Big Engine, 2020
acrylic on canvas, 71 x 53 inches
Corio: A Catholic Boy
I think that if one is a painter, one doesn’t have to have Italian ancestry in order to feel a strong connection to Italian painting—but it certainly doesn’t hurt. I grew up in a working-class community in Rhode Island that was solidly Italian American and just as solidly Roman Catholic. What little Italian I understand comes from hearing my grandmother and her many sisters speaking their Southern dialect when they didn’t want me to know what they were talking about.
My trips to Italy have always been organized around the paintings I wanted to see. One particularly memorable trip was 10 days in Rome in which the daily itinerary was exclusively dedicated to seeing all the Caravaggios there—a Baroque Easter Egg hunt that took me through the Vatican, the Capitoline, the Borghese Collection, and more churches than I can count. Judith and Holofernes made me cry.
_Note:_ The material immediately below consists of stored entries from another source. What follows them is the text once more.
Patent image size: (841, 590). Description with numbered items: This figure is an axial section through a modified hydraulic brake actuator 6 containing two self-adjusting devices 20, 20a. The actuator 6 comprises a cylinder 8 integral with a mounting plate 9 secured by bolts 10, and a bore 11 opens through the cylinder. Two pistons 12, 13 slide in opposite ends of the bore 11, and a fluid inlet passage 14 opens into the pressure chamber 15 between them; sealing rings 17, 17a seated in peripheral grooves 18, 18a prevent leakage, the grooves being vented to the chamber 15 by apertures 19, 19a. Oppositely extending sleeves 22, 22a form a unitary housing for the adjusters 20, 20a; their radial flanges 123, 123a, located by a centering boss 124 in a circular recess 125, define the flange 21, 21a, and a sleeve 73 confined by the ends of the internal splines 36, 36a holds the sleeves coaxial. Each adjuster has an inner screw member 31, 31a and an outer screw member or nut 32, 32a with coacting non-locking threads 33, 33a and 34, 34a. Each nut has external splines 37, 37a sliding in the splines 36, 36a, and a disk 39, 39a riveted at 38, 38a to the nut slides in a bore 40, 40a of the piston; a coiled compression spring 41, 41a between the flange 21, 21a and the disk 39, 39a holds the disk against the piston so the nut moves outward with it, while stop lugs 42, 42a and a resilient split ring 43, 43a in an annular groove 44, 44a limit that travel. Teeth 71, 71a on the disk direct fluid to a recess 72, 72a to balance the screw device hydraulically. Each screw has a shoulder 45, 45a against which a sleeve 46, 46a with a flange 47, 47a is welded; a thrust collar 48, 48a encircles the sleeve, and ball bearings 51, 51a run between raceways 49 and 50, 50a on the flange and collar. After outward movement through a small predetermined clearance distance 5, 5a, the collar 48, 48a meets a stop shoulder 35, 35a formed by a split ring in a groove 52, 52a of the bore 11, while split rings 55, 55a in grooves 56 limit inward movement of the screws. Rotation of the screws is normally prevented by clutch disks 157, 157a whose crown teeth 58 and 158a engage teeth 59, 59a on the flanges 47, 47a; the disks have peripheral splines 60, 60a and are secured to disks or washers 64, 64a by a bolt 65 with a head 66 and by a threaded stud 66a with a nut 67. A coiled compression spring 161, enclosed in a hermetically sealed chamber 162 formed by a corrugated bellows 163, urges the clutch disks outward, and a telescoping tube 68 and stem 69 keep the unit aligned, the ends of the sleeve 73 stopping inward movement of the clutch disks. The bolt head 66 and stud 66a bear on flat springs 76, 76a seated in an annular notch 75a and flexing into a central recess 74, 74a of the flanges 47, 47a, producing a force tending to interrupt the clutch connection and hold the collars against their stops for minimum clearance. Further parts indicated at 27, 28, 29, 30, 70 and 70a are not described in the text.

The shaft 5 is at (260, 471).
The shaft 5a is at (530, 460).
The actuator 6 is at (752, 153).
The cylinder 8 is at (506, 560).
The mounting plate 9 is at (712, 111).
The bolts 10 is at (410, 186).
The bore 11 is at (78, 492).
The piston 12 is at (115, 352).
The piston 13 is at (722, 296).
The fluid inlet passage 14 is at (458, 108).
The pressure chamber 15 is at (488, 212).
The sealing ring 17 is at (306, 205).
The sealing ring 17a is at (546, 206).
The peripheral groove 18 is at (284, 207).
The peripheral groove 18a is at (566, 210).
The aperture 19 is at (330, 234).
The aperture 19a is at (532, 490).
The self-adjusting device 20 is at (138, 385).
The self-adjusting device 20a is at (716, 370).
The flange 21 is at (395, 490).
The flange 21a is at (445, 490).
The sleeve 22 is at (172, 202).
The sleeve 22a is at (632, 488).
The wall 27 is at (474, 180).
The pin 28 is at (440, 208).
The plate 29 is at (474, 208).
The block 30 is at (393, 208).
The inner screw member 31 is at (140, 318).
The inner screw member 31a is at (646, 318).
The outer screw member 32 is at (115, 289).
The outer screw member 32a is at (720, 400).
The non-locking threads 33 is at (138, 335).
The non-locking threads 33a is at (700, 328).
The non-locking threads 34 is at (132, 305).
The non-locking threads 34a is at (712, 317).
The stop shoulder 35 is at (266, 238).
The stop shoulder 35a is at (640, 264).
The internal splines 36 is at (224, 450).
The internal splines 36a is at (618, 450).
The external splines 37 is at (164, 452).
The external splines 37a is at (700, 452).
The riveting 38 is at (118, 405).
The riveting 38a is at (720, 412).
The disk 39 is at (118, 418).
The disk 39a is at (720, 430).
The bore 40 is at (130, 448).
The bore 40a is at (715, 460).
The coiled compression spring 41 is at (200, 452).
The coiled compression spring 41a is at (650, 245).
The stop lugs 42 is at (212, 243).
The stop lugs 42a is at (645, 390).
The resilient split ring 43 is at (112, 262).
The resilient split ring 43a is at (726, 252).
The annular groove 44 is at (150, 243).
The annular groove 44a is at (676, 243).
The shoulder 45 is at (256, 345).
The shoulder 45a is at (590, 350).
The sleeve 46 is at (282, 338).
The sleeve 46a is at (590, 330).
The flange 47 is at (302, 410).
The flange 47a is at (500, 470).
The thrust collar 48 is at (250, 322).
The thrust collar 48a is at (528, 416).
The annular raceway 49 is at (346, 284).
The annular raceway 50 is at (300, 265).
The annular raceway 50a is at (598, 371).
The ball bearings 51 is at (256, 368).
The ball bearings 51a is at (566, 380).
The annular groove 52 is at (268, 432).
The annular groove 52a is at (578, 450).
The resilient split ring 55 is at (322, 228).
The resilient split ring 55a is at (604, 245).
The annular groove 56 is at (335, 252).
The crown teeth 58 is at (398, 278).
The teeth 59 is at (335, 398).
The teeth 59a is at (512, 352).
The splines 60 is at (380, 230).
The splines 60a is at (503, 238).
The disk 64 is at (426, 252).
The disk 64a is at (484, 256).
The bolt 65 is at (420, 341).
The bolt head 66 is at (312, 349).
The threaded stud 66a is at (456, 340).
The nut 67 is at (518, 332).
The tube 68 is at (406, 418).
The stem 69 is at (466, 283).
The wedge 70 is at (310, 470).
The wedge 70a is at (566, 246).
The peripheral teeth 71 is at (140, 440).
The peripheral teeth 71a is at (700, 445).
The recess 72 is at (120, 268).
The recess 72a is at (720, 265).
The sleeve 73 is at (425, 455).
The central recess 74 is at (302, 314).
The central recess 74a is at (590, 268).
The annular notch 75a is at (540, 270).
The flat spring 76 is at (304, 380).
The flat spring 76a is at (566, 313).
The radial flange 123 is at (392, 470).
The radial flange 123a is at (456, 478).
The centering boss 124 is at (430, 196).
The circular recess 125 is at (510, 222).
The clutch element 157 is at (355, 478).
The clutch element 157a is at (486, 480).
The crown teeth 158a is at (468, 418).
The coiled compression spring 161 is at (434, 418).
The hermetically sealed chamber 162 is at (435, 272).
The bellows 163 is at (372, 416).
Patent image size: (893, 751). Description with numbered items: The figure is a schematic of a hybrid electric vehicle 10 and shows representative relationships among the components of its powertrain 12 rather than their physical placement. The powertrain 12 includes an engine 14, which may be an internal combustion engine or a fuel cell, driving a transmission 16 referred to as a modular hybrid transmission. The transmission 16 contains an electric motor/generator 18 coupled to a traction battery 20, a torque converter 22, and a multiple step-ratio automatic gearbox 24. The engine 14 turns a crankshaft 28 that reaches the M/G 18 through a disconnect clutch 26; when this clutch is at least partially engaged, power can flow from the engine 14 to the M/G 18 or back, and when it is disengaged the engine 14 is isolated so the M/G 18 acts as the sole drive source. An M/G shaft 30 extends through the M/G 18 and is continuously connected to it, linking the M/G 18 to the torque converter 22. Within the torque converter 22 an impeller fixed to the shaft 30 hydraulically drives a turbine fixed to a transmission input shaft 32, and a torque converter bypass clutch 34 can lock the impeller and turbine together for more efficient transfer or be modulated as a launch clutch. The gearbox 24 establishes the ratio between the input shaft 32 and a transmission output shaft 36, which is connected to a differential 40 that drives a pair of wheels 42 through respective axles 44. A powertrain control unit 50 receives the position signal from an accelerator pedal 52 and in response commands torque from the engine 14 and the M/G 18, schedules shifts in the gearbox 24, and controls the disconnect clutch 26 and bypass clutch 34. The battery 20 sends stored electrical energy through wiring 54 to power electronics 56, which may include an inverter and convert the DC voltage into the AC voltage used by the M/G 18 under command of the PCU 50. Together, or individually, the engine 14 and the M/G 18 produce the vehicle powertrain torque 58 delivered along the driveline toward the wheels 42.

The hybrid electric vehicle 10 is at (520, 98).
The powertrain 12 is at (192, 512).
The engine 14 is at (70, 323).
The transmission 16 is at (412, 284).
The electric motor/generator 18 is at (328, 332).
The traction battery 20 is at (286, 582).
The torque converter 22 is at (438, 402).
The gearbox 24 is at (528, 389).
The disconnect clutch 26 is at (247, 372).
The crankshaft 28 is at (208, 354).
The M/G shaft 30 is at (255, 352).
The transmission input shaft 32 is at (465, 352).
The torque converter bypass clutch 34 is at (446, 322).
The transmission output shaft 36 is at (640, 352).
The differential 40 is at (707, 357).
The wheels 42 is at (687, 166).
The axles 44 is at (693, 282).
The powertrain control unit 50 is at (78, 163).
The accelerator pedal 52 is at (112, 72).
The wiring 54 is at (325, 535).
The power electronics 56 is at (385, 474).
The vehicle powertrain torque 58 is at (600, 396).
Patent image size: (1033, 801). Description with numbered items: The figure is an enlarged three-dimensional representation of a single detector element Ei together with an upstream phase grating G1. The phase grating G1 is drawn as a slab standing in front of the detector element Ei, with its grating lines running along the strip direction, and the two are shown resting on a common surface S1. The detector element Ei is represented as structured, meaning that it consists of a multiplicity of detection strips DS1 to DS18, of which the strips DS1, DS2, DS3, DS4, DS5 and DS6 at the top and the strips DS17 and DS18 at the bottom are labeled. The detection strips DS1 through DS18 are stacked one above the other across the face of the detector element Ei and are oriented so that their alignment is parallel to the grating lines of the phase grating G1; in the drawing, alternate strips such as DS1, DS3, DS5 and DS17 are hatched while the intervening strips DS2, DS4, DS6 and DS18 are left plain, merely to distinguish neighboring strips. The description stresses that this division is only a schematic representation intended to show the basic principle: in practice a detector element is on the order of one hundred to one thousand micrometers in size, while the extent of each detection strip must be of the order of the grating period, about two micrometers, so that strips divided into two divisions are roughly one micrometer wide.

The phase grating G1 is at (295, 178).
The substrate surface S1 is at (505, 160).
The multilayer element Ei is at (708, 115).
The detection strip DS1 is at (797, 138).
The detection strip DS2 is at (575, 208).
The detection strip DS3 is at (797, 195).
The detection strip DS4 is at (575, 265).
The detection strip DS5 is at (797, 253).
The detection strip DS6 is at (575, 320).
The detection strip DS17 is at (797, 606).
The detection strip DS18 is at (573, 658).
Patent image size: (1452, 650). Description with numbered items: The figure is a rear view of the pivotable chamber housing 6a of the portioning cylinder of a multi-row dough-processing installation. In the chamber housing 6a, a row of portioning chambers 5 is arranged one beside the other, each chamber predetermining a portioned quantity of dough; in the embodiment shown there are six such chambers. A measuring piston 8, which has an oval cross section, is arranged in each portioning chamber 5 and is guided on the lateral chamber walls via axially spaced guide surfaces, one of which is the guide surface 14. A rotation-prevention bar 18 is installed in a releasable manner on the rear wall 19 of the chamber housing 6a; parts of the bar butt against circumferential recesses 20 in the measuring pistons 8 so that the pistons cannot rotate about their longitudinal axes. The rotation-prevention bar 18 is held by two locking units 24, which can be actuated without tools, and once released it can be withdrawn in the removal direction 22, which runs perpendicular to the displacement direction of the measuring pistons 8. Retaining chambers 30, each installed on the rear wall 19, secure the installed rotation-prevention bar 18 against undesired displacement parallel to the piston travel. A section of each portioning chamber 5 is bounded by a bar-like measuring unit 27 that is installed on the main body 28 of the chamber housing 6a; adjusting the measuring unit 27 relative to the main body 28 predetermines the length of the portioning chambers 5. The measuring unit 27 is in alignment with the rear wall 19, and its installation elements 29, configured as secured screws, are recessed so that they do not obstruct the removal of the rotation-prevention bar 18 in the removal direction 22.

On that same trip, while roaming from site to site, I quite accidentally had a crash course in Bernini appreciation. Where else on earth could something like that happen?
And what of the terrible will that resulted in the Sistine Chapel? How could an individual do this impossible thing? And how does that will fit in with the appealing level of insouciance that struck me as an equally strong part of the culture? On the same aforementioned trip, I asked the concierge at the hotel to call the Capitoline to see if the museum would be open the day after Christmas (which was just a couple of days away). He made a call, then told me: “They don’t know yet.”
I could go on about the Renaissance and Baroque masters that I cherish: Caravaggio, Titian, Michelangelo, Veronese, Giorgione, others. I won’t, because there’s already been plenty of ink spilled about them, and it doesn’t speak to the core question of how, specifically, growing up Italian American affects the way I look at this work. It does, profoundly, and here’s how: I embraced atheism at a very early age, but I’m still a baptized, confirmed Roman Catholic. When I walked into those many Italian churches, from cavernous cathedrals to modest size spaces not so very different to the ones where I attended Mass as a child, I was instinctively aware that I belonged there, that I was part of the club. The solemn silence, the incense, the Madonnas and crucifixions and Stations of the Cross—I knew exactly where I was and there was no doubt in my mind that I was a card-carrying member.